There’s no shortage of commentary on the fact that continuing unrest in Egypt appears to have driven up oil prices. But what is it precisely that’s sparking market concern?

Much of the market reaction may be (sort of) irrational. Big and unexpected things are happening in the Middle East, and people rightly associate the Middle East with oil. Traders didn’t have time to analyze the full consequences of Friday’s developments before placing their bets. Odds are that many bought oil as a simple and instinctinve way of protecting themselves against an uncertain situation.

But there are also “real” reasons to expect increased prices.

Some have pointed to the fact that Egypt produces about two-thirds of a million barrels of oil each day. But it also consumes roughly as much. Production cuts in Egypt are unlikely to lead to big price rises.

How about oil transit? The Suez canal and the Sumed pipeline each carry on the order of a million barrels a day of oil. Disruptions there would be significant. But oil shipments can be rerouted around the Cape of Good Hope. Yes, that would increase the cost of shipping Middle Eastern oil. It’s unclear, though, whether that would significantly raise world oil prices, since the cost of producing most oil in the Middle East is well below the world oil price in the first place. To put that another way: The extra cost of transport might well be borne by Middle Eastern producers rather than  by consumers.

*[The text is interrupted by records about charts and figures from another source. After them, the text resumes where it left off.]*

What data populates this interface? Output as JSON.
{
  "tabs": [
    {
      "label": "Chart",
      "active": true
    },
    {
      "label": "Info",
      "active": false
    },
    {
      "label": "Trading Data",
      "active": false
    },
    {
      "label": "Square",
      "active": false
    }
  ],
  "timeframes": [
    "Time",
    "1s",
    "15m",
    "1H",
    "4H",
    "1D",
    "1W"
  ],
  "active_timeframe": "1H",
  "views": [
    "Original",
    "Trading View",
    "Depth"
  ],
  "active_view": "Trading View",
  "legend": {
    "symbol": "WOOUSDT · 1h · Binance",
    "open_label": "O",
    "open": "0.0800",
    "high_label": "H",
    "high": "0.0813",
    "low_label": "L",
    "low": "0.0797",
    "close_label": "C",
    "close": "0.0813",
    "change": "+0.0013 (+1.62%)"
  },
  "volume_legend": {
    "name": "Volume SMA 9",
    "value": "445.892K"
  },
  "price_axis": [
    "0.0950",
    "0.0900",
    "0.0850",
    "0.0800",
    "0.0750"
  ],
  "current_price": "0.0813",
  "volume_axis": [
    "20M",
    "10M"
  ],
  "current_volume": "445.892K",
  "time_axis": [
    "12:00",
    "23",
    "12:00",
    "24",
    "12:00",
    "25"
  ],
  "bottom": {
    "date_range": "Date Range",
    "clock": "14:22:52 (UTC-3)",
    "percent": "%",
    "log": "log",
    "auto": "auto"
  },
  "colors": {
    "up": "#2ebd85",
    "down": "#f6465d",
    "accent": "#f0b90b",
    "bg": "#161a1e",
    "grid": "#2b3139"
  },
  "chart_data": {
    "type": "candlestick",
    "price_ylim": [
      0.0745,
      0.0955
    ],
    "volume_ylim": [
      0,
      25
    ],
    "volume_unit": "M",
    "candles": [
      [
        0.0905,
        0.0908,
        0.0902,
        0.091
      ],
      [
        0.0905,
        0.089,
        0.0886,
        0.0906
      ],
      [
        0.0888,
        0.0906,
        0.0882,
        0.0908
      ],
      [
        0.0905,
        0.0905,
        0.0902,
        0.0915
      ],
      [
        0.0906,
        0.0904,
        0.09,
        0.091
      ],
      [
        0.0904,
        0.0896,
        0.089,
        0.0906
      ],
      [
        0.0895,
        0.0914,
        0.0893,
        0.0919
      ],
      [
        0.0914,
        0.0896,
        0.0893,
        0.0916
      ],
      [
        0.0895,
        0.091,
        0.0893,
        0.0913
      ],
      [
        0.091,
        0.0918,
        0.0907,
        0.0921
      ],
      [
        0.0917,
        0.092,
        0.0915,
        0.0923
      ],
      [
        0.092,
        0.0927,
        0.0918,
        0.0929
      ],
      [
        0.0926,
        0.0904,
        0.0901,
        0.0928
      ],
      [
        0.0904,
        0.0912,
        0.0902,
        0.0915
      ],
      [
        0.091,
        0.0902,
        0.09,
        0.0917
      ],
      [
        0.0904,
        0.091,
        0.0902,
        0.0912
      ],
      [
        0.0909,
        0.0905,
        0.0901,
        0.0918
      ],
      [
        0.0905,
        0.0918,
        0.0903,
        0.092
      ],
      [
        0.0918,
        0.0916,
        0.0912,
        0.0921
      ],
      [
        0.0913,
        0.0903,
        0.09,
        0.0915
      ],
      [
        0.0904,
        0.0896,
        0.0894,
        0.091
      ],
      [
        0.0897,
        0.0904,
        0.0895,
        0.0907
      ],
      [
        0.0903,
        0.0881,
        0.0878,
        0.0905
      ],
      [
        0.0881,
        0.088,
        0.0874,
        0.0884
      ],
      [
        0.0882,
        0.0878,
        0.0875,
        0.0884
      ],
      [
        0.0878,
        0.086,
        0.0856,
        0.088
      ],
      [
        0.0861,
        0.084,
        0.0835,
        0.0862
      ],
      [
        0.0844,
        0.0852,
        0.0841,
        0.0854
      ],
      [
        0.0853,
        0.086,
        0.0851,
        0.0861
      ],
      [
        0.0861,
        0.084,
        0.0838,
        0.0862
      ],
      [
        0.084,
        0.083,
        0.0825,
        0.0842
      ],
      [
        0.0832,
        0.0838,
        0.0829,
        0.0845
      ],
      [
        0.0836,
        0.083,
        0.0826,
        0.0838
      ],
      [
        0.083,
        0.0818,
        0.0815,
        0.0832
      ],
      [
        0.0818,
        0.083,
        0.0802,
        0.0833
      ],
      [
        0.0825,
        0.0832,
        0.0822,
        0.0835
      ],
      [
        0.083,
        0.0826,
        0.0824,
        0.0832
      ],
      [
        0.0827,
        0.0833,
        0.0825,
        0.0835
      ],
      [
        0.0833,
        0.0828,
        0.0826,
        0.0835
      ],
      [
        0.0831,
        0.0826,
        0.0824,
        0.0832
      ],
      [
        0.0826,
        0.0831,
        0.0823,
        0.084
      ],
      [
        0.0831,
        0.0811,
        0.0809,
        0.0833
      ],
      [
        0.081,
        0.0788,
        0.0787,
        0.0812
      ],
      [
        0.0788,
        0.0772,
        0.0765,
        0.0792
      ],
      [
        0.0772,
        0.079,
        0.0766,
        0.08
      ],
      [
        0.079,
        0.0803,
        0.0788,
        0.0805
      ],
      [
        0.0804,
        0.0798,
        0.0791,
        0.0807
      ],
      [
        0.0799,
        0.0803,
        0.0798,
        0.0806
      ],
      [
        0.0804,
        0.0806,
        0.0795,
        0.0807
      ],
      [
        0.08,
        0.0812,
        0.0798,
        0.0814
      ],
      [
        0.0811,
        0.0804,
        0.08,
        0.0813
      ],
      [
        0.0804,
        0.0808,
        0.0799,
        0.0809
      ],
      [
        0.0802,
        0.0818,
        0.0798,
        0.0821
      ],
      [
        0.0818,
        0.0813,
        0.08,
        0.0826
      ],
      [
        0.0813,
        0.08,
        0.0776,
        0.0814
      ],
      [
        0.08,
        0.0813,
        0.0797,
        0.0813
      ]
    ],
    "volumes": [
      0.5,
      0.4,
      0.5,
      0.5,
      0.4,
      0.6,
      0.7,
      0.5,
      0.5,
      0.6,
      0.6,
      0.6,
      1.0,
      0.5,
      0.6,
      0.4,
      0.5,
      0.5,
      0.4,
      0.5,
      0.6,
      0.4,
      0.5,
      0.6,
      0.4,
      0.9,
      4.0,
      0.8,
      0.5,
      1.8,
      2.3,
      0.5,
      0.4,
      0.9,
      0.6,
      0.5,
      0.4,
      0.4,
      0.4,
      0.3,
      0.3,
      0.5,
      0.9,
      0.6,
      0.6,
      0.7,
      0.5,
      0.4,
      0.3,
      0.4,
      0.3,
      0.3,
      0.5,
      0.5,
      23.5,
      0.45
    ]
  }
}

The bigger issue, I suspect, is the possibility that unrest could spread to other countries that are much bigger producers. After so many pundits wrongly predicted that the Tunisian protests wouldn’t spread, analysts are going to be less confident in their predictions about spillover from Egypt. Even a small probability of significant contagion – particularly to Saudi Arabia, whose spare capacity is a key buffer against broader market disruptions – could translate into a non-trivial increase in the price of oil.